Der Weg durch die Passionszeit
mündet ein in die "Heilige Woche",
in Tage,
in denen mein ganzes Menschsein zu Wort kommt.
Sie sind Höhepunkte, Verdichtung, Ziel
von allem, was vorher war.
Ein ganzes Leben
zusammengeballt in wenigen Tagen, Stunden:
Gründonnerstag, Karfreitag, Karsamstag, Ostern.
Mein ganzes Leben,
das einmünden, einfließen darf
in Jesu Leben:
Komm,
grüße den armen Jesus mit deiner Armut,
grüße den leidenden mit deinen Wunden,
zum entblößten geselle dich mit deiner Blöße
und zum ohnmächtigen mit all deiner Ohnmacht.

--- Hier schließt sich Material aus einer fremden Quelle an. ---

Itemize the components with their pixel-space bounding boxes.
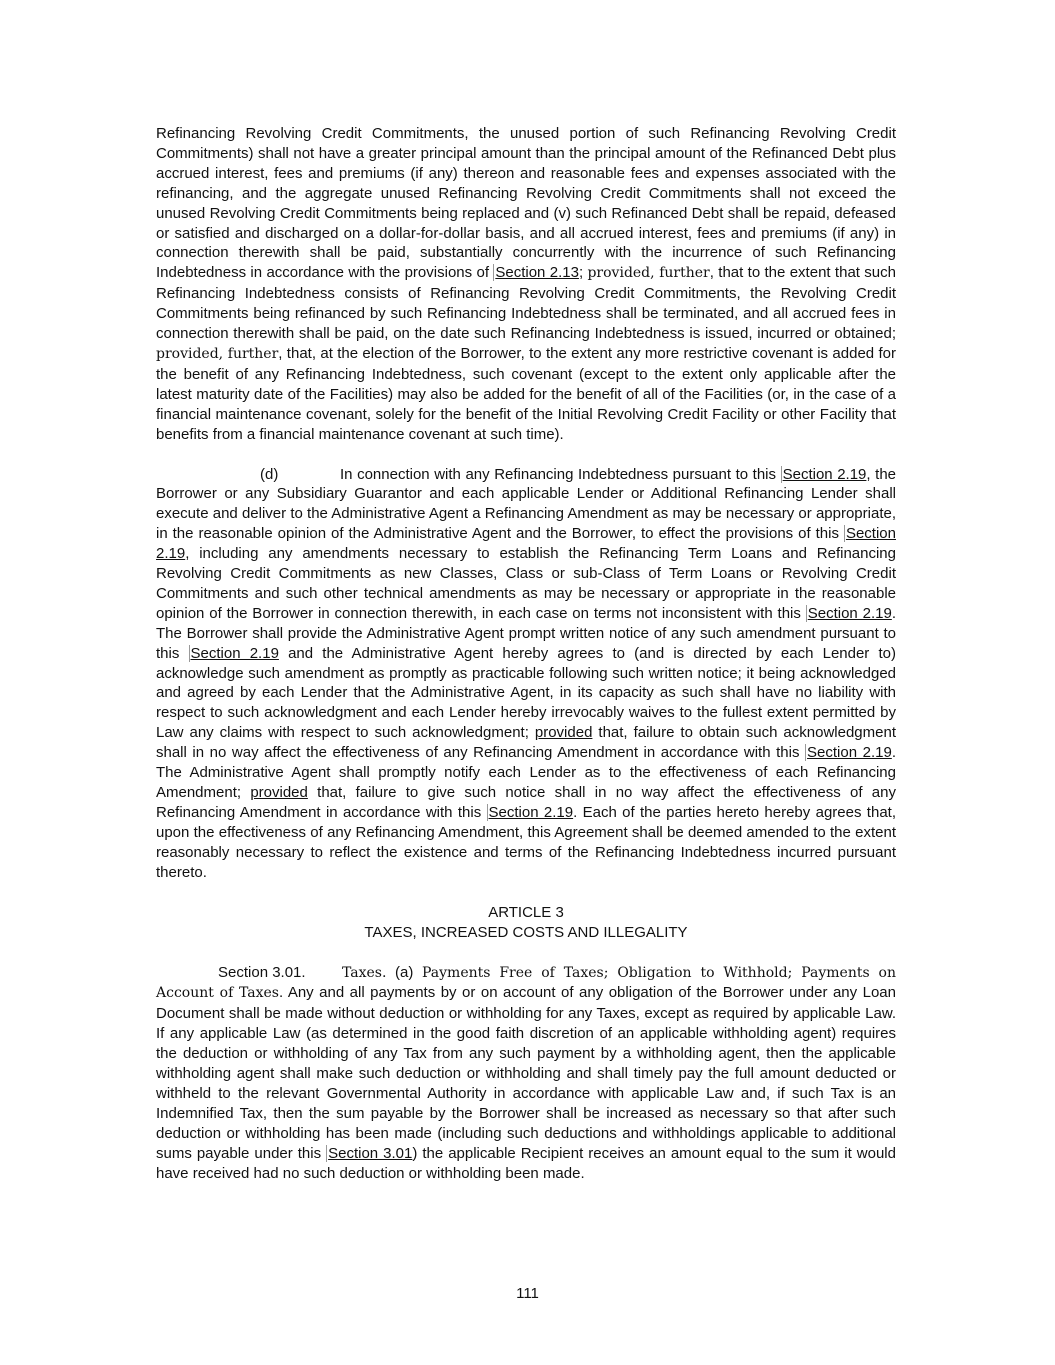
section-link-2-13[interactable]: Section 2.13 bbox=[495, 264, 579, 282]
text: , that to the extent that such Refinancing Indebtedness consists of Refinancing Revolving Credit Commitments, the Revolving Credit Commitments being refinanced by such Refinancing Indebtedness shall be terminated, and all accrued fees in connection therewith shall be paid, on the date such Refinancing Indebtedness is issued, incurred or obtained; bbox=[156, 264, 896, 343]
section-link-2-19[interactable]: Section 2.19 bbox=[156, 525, 896, 563]
proviso-term: provided, further bbox=[587, 265, 710, 282]
text: ) the applicable Recipient receives an amount equal to the sum it would have received had no such deduction or withholding been made. bbox=[156, 1144, 896, 1182]
article-number: ARTICLE 3 bbox=[488, 903, 564, 921]
proviso-term: provided, further bbox=[156, 345, 279, 362]
text: . The Borrower shall provide the Administrative Agent prompt written notice of any such amendment pursuant to this bbox=[156, 604, 896, 662]
section-link-2-19[interactable]: Section 2.19 bbox=[488, 803, 574, 821]
text: ; bbox=[578, 264, 588, 282]
text: . Each of the parties hereto hereby agrees that, upon the effectiveness of any Refinancing Amendment, this Agreement shall be deemed amended to the extent reasonably necessary to reflect the existence and terms of the Refinancing Indebtedness incurred pursuant thereto. bbox=[156, 803, 896, 881]
paragraph-d bbox=[156, 465, 896, 883]
section-label: Section 3.01. bbox=[218, 963, 306, 981]
text: , the Borrower or any Subsidiary Guarantor and each applicable Lender or Additional Refinancing Lender shall execute and deliver to the Administrative Agent a Refinancing Amendment as may be necessary or appropriate, in the reasonable opinion of the Administrative Agent and the Borrower, to effect the provisions of this bbox=[156, 465, 896, 543]
text: (a) bbox=[386, 963, 422, 981]
section-link-2-19[interactable]: Section 2.19 bbox=[782, 465, 867, 483]
paragraph-refinancing-continued bbox=[156, 124, 896, 445]
proviso-term: provided bbox=[250, 784, 308, 801]
section-link-3-01[interactable]: Section 3.01 bbox=[328, 1144, 413, 1162]
document-body bbox=[156, 124, 896, 1184]
proviso-term: provided bbox=[534, 724, 593, 742]
text: , that, at the election of the Borrower, to the extent any more restrictive covenant is added for the benefit of any Refinancing Indebtedness, such covenant (except to the extent only applicable after the latest maturity date of the Facilities) may also be added for the benefit of all of the Facilities (or, in the case of a financial maintenance covenant, solely for the benefit of the Initial Revolving Credit Facility or other Facility that benefits from a financial maintenance covenant at such time). bbox=[156, 344, 896, 443]
subsection-heading: Payments Free of Taxes; Obligation to Withhold; Payments on Account of Taxes bbox=[156, 964, 896, 1002]
page-number: 111 bbox=[516, 1285, 539, 1302]
section-heading: Taxes. bbox=[342, 964, 387, 981]
section-3-01-paragraph bbox=[156, 963, 896, 1184]
article-heading bbox=[156, 903, 896, 943]
text: , including any amendments necessary to establish the Refinancing Term Loans and Refinancing Revolving Credit Commitments as new Classes, Class or sub-Class of Term Loans or Revolving Credit Commitments and such other technical amendments as may be necessary or appropriate in the reasonable opinion of the Borrower in connection therewith, in each case on terms not inconsistent with this bbox=[156, 545, 896, 622]
text: In connection with any Refinancing Indebtedness pursuant to this bbox=[340, 465, 781, 483]
text: . Any and all payments by or on account of any obligation of the Borrower under any Loan Document shall be made without deduction or withholding for any Taxes, except as required by applicable Law. If any applicable Law (as determined in the good faith discretion of an applicable withholding agent) requires the deduction or withholding of any Tax from any such payment by a withholding agent, then the applicable withholding agent shall make such deduction or withholding and shall timely pay the full amount deducted or withheld to the relevant Governmental Authority in accordance with applicable Law and, if such Tax is an Indemnified Tax, then the sum payable by the Borrower shall be increased as necessary so that after such deduction or withholding has been made (including such deductions and withholdings applicable to additional sums payable under this bbox=[156, 984, 896, 1162]
text: that, failure to obtain such acknowledgment shall in no way affect the effectiveness of any Refinancing Amendment in accordance with this bbox=[156, 724, 896, 762]
text: that, failure to give such notice shall in no way affect the effectiveness of any Refinancing Amendment in accordance with this bbox=[156, 784, 896, 821]
section-link-2-19[interactable]: Section 2.19 bbox=[807, 744, 892, 762]
section-link-2-19[interactable]: Section 2.19 bbox=[807, 604, 892, 622]
article-title: TAXES, INCREASED COSTS AND ILLEGALITY bbox=[364, 923, 688, 941]
section-link-2-19[interactable]: Section 2.19 bbox=[190, 644, 279, 662]
text: . The Administrative Agent shall promptly notify each Lender as to the effectiveness of each Refinancing Amendment; bbox=[156, 744, 896, 801]
text: Refinancing Revolving Credit Commitments, the unused portion of such Refinancing Revolving Credit Commitments) shall not have a greater principal amount than the principal amount of the Refinanced Debt plus accrued interest, fees and premiums (if any) thereon and reasonable fees and expenses associated with the refinancing, and the aggregate unused Refinancing Revolving Credit Commitments shall not exceed the unused Revolving Credit Commitments being replaced and (v) such Refinanced Debt shall be repaid, defeased or satisfied and discharged on a dollar-for-dollar basis, and all accrued interest, fees and premiums (if any) in connection therewith shall be paid, substantially concurrently with the incurrence of such Refinancing Indebtedness in accordance with the provisions of bbox=[156, 125, 896, 282]
text: and the Administrative Agent hereby agrees to (and is directed by each Lender to) acknowledge such amendment as promptly as practicable following such written notice; it being acknowledged and agreed by each Lender that the Administrative Agent, in its capacity as such shall have no liability with respect to such acknowledgment and each Lender hereby irrevocably waives to the fullest extent permitted by Law any claims with respect to such acknowledgment; bbox=[156, 644, 896, 742]
clause-label: (d) bbox=[260, 465, 279, 483]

Schenke dem verlassenen deine Verlassenheit
und dem dürstenden deinen Durst.
All deine Klage birg in seine Klage,
was in dir schreit, in seinen Schrei.
Bette mit ihm deine Nächte in die Hand des Vaters
und alles Unvollendete senke ein in sein "Vollbracht".
Neige mit ihm dein Haupt
und lass fallen in seinen Tod all deinen Tod
und warte – wie er –
auf den dritten Tag.

So steht’s geschrieben, dass Christus leiden wird und auferstehen von den Toten am dritten Tage; und dass gepredigt wird in seinem Namen Buße zur Vergebung der Sünden unter allen Völkern.